Ways to Avoid Blood Clots During Pregnancy

Pregnancy is associated with more than morning sickness and weariness; it also raises the risk of deep vein thrombosis, a preventable illness in which blood clots develop in veins. Pregnancy and the risk of DVT are inextricably linked. According to the Centers for Disease Control and Prevention (CDC), pregnant women are five times more likely than non-pregnant women to have deep vein thrombosis. Up to three months after the kid is born, there is still a risk.

An untreated clot has the potential to break loose and spread through the bloodstream, which is why expecting women should be aware of the link between pregnancy and DVT. It's feared that it'll travel to the heart or lungs, causing a pulmonary embolism, which can be fatal. 

Reasons for Deep Vein Thrombosis During Pregnancy

When a woman is expecting, why is there a higher risk of deep vein thrombosis? During pregnancy, your body goes through a lot of changes. One is the baby's compression of the pelvis. There are also changes in clotting factors in the blood that start early in pregnancy and remain until six weeks after delivery.

Hormones produced during pregnancy play a role. During pregnancy, there is a lot of estrogen in the blood, which raises the risk of blood clots. DVT is also more common in women who take estrogen-containing birth control pills. Women with thrombophilias, or inherited clotting problems, are at a considerably increased risk of deep vein thrombosis during pregnancy.

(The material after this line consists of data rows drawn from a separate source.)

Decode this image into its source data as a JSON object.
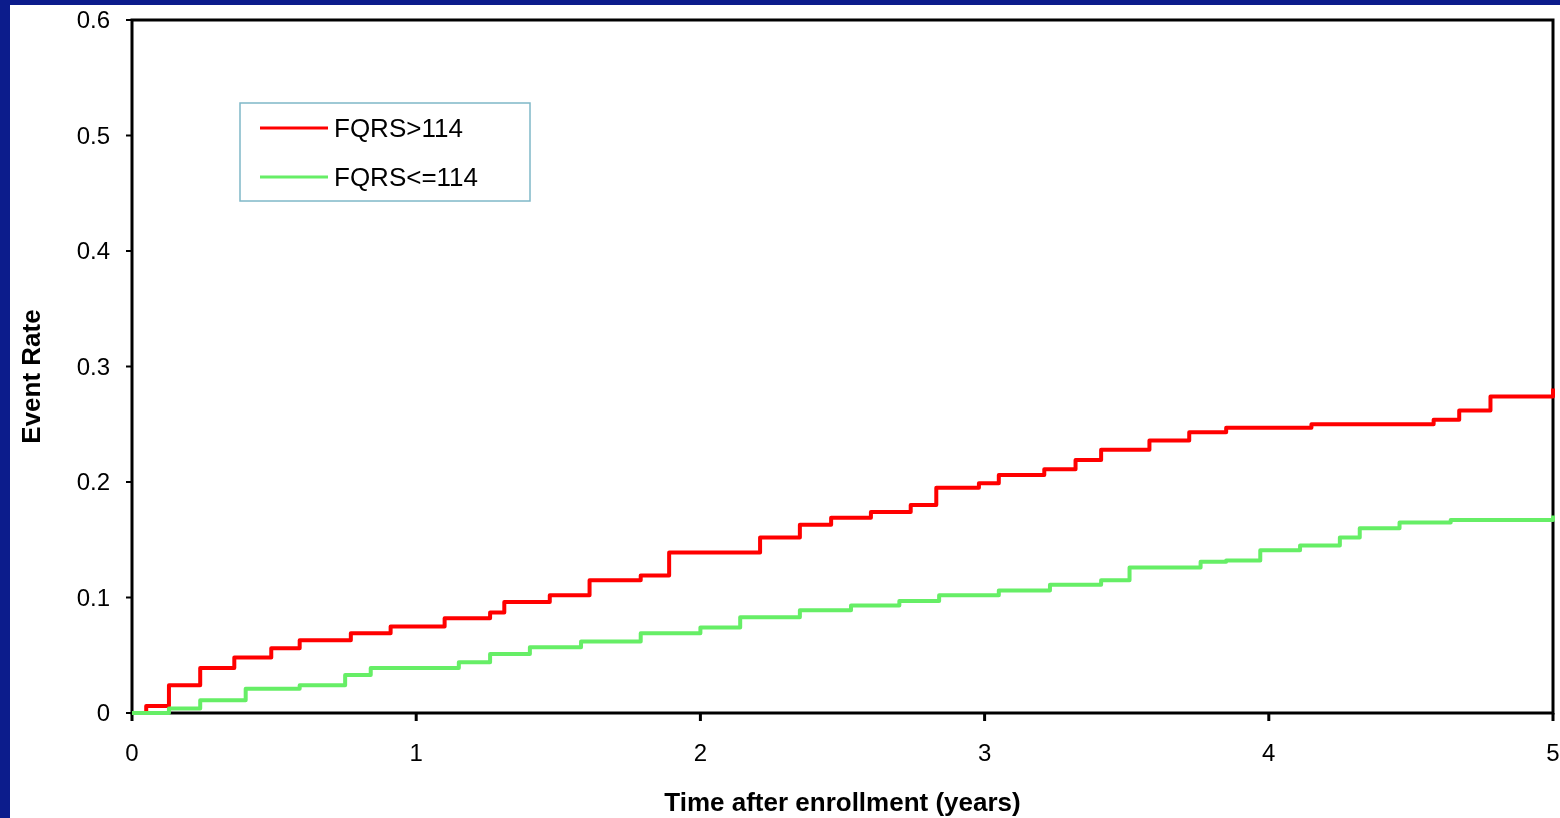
{
  "chart_data": {
    "type": "step",
    "xlabel": "Time after enrollment (years)",
    "ylabel": "Event Rate",
    "xlim": [
      0,
      5
    ],
    "xticks": [
      0,
      1,
      2,
      3,
      4,
      5
    ],
    "ylim": [
      0,
      0.6
    ],
    "yticks": [
      0,
      0.1,
      0.2,
      0.3,
      0.4,
      0.5,
      0.6
    ],
    "grid": false,
    "legend": "top left",
    "marker": "none",
    "line_style": "solid",
    "series": [
      {
        "name": "FQRS>114",
        "color": "#ff0000",
        "x": [
          0,
          0.05,
          0.13,
          0.24,
          0.36,
          0.49,
          0.59,
          0.77,
          0.91,
          1.1,
          1.26,
          1.31,
          1.47,
          1.61,
          1.79,
          1.89,
          2.07,
          2.21,
          2.35,
          2.46,
          2.6,
          2.74,
          2.83,
          2.98,
          3.05,
          3.21,
          3.32,
          3.41,
          3.58,
          3.72,
          3.85,
          4.15,
          4.58,
          4.67,
          4.78,
          4.98,
          5
        ],
        "values": [
          0,
          0.006,
          0.024,
          0.039,
          0.048,
          0.056,
          0.063,
          0.069,
          0.075,
          0.082,
          0.087,
          0.096,
          0.102,
          0.115,
          0.119,
          0.139,
          0.139,
          0.152,
          0.163,
          0.169,
          0.174,
          0.18,
          0.195,
          0.199,
          0.206,
          0.211,
          0.219,
          0.228,
          0.236,
          0.243,
          0.247,
          0.25,
          0.254,
          0.262,
          0.274,
          0.274,
          0.281
        ]
      },
      {
        "name": "FQRS<=114",
        "color": "#66ee66",
        "x": [
          0,
          0.13,
          0.24,
          0.4,
          0.59,
          0.75,
          0.84,
          1.05,
          1.15,
          1.26,
          1.4,
          1.58,
          1.79,
          2,
          2.14,
          2.35,
          2.53,
          2.7,
          2.84,
          3.05,
          3.23,
          3.41,
          3.51,
          3.76,
          3.85,
          3.97,
          4.11,
          4.25,
          4.32,
          4.46,
          4.64,
          4.97,
          5
        ],
        "values": [
          0,
          0.004,
          0.011,
          0.021,
          0.024,
          0.033,
          0.039,
          0.039,
          0.044,
          0.051,
          0.057,
          0.062,
          0.069,
          0.074,
          0.083,
          0.089,
          0.093,
          0.097,
          0.102,
          0.106,
          0.111,
          0.115,
          0.126,
          0.131,
          0.132,
          0.141,
          0.145,
          0.152,
          0.16,
          0.165,
          0.167,
          0.167,
          0.171
        ]
      }
    ]
  }
}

Risk Factors for Deep Vin Thrombosis During Pregnancy 

The following variables can increase your risk of having deep vein thrombosis during pregnancy:

Sedentary lifestyle 

  • Having extra pounds
  • Previous blood clot during pregnancy or clot outside of pregnancy
  • A genetic predisposition to blood clots
  • Certain pregnancy-related complications like preeclampsia or conditions like diabetes
  • Multiple births
  • Smoking
  • Being 35 or older
  • Fertility treatments that involve use of hormones

Race might be a risk factor as well. According to studies, the total incidence of DVT and pulmonary embolism in Black individuals is 30 to 60 percent greater than in white people. Both men and women are affected by this. So, if you’re alrady at highrisk for DVT and are waiting for a baby, visit a vein center ASAP.

In the United States, there are significant racial differences in heart-related problems, such as blood clots, among pregnant and postpartum women. Pregnant Black women have a 42 percent higher risk of having a blood clot in the lungs than white women, according to a study published in the Journal of the American Heart Association in December 2020. Black women were also more likely to have a heart attack, stroke, or heart muscle weakening, as well as to die in the hospital.

Prevention of Pregnancy Blood Clots

Expectant women and new moms are at an elevated risk of DVT because they are pregnant or in the postpartum period, so you can't entirely avoid the danger. However, there are several things you may do to lower your risk of blood clots.

Be physically active

If you're overweight and inactive, your blood flow will be affected, and you'll be more likely to get deep vein thrombosis during pregnancy. So keep moving and keep a healthy weight. If you need to be on bed rest due to an injury or pregnancy issue, your doctor may prescribe blood thinners as a precaution.

Get up while traveling 

Flying is a risk factor for DVT in and of itself, thus pregnant women who fly are at a higher risk. If you must fly, get up and walk about every hour or two, and do ankle roll exercises while sitting. Do the same if you're taking a long car or bus.

Consider compression stockings

Compression stockings can help minimize your risk of deep vein thrombosis in pregnancy by improving circulation and reducing swelling in the legs.

Stay hydrated 

By keeping the blood from becoming too thick, staying hydrated throughout pregnancy helps to prevent clots. Women should drink 10 glasses of water per day during pregnancy and 12 to 13 glasses per day during breastfeeding, according to the CDC.